Workflow Base Classes

Base class for Anvil workflows.

class openadmet.models.anvil.workflow_base.AnvilWorkflowBase(*, metadata: ~openadmet.models.anvil.specification.Metadata, data_spec: ~openadmet.models.anvil.specification.DataSpec, transform: ~openadmet.models.transforms.transform_base.TransformBase | None = None, split: ~openadmet.models.split.split_base.SplitterBase, feat: ~openadmet.models.features.feature_base.FeaturizerBase, model: ~openadmet.models.architecture.model_base.ModelBase, ensemble: ~openadmet.models.active_learning.ensemble_base.EnsembleBase | None = None, trainer: ~openadmet.models.trainer.trainer_base.TrainerBase, evals: list[openadmet.models.eval.eval_base.EvalBase], model_kwargs: dict = <factory>, ensemble_kwargs: dict = <factory>, debug: bool = False, resolved_output_dir: ~pathlib._local.Path | None = None)[source]

Bases: BaseModel

Base class for Anvil workflows.

Variables:
  • metadata (Metadata) – Metadata for the workflow.

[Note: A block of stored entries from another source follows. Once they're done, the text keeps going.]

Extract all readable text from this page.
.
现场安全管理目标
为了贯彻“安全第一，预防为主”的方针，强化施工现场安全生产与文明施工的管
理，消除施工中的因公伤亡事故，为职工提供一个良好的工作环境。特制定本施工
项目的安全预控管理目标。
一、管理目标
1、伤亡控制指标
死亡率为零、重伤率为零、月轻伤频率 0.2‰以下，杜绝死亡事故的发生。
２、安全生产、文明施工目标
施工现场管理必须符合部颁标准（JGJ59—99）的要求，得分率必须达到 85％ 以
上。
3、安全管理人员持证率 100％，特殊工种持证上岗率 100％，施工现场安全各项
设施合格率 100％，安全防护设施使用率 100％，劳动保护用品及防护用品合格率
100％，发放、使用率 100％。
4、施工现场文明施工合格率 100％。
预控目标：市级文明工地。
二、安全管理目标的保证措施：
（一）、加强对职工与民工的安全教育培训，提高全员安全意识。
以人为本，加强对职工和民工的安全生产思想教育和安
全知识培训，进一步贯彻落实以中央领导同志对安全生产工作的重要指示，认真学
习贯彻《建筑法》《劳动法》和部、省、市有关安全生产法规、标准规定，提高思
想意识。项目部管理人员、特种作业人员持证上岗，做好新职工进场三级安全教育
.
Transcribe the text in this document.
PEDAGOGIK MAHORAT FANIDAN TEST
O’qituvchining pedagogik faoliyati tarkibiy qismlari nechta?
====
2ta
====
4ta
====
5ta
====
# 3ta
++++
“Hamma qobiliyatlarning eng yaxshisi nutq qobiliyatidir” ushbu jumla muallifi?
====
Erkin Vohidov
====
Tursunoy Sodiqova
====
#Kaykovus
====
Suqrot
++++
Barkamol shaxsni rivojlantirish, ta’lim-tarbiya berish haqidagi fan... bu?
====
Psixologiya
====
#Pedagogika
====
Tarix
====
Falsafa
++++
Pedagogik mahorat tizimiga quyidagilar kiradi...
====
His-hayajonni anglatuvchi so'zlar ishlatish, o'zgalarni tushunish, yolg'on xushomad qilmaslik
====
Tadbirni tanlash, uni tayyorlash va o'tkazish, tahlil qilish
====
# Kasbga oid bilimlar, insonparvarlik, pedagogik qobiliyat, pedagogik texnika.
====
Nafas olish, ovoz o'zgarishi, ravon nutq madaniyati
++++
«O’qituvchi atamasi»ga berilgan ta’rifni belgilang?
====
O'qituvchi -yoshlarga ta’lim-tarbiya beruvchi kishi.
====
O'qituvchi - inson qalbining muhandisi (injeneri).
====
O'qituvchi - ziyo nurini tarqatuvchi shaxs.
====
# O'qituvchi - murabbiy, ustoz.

  • data_spec (DataSpec) – Data specification for the workflow.

  • transform (Optional[TransformBase]) – Optional transform step.

  • split (SplitterBase) – Data splitting strategy.

  • feat (FeaturizerBase) – Feature extraction method.

  • model (ModelBase) – The model to be used.

  • ensemble (Optional[EnsembleBase]) – Optional ensemble model.

  • trainer (TrainerBase) – The trainer for the model.

  • evals (list[EvalBase]) – List of evaluation metrics.

  • model_kwargs (dict) – Runtime model settings from the specification domain.

  • ensemble_kwargs (dict) – Runtime ensemble settings from the specification domain.

  • debug (bool) – Whether to run in debug mode.

check_model_trainer_compatibility() AnvilWorkflowBase[source]

Validate that the model and trainer are compatible.

Raises:

ValueError – If the model and trainer driver types do not match.

Returns:

The validated workflow instance.

Return type:

AnvilWorkflowBase

check_multitask_compatibility() None[source]

Validate that the model and data specification are compatible for multitask learning.

Raises:

ValueError – If the model is multitask but the data specification does not support multitask learning.

check_trainer_cv_compatibility() AnvilWorkflowBase[source]

Validate that the trainer supports cross-validation if any evaluation requires it.

Raises:

ValueError – If the trainer does not support cross-validation but an evaluation requires it.

Returns:

The validated workflow instance.

Return type:

AnvilWorkflowBase

data_spec: DataSpec
debug: bool
ensemble: EnsembleBase | None
ensemble_kwargs: dict
evals: list[openadmet.models.eval.eval_base.EvalBase]
feat: FeaturizerBase
metadata: Metadata
model: ModelBase
model_config: ClassVar[ConfigDict] = {}

Configuration for the model, should be a dictionary conforming to [ConfigDict][pydantic.config.ConfigDict].

model_kwargs: dict
no_ensemble_cross_val() AnvilWorkflowBase[source]

Validate that ensemble models are not used with cross-validation.

Raises:

ValueError – If an ensemble model is used with cross-validation.

Returns:

The validated workflow instance.

Return type:

AnvilWorkflowBase

resolved_output_dir: Path | None
abstract run(output_dir: PathLike = 'anvil_training', debug: bool = False) Any[source]

Run the workflow.

Parameters:
  • output_dir (PathLike, optional) – Directory to save outputs, by default “anvil_training”

  • debug (bool, optional) – Whether to run in debug mode, by default False

Returns:

Result of the workflow run

Return type:

Any

split: SplitterBase
trainer: TrainerBase
transform: TransformBase | None